CME to Start London Gold Contract in Challenge to ICE, LMEBy
Gold, silver spot contracts to list on Comex in January
ICE to start contracts in February, LME in first half of 2017
CME Group Inc. will start London gold and silver contracts in January to offer a spread between spot prices and benchmark U.S. futures, competing with similar planned contracts from Intercontinental Exchange Inc. and the London Metal Exchange.
CME’s new contracts will be listed on Comex in New York and begin trading on Jan. 9, pending a regulatory review, the world’s largest futures exchange told reporters at a briefing in London on Tuesday. The spread will be based on the new spot contracts and active Comex futures, it said.
Exchanges are fighting for a share of London’s $5 trillion-a-year gold market as scrutiny from regulators triggers a shake up of the city’s over-the-counter trading. ICE said last month it will start a new contract for London and use it to clear its daily auction for the metal. Separately, the LME, World Gold Council and several banks plan to introduce centrally cleared gold and silver contracts in the first half of next year.
“There is a risk that liquidity is split too thin,” David Govett, head of precious metals trading at Marex Spectron Group Ltd. in London, said by phone. “With three exchanges, that will just be multiplied.”
The London Bullion Market Association is also trying to modernize London’s OTC transactions that have been largely unchanged for much of the last century. Last month, it said it picked startups Boat Services Ltd. and Autilla Inc. to create a trade-reporting platform to help increase transparency.
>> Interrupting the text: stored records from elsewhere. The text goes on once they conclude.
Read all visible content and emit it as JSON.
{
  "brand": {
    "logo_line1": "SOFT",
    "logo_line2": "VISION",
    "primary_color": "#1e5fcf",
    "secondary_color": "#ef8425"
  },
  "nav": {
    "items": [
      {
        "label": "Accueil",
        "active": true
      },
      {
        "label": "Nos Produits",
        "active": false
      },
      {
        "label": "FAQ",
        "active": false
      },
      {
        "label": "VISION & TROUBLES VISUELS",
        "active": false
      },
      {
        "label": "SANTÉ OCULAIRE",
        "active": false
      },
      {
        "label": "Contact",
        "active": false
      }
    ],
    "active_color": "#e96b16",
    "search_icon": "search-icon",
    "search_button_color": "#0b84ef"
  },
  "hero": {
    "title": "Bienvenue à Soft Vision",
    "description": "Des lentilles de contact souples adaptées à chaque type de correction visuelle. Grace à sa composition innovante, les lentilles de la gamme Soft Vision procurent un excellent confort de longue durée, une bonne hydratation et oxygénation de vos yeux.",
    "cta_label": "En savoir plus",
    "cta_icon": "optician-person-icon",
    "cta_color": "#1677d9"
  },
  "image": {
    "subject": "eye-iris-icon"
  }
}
In places like New York, precious-metals trading takes place on an exchange.
“Everyone’s out there trying to pitch their own solutions,” Derek Sammann, CME’s global head of commodities and options products, said at the briefing. “Nobody likes umpteen different liquidity pools,” so it’s likely that trading will become concentrated on one exchange, he said.
CME’s new spot contracts will be for two-day delivery of unallocated metal. The contracts will be for 100 ounces of gold and 5,000 ounces of silver.
“The spot spread has the potential to create an even stronger link between the world’s two largest pools of precious metals liquidity,” Miguel Vias, CME’s head of precious metals, said in an accompanying statement.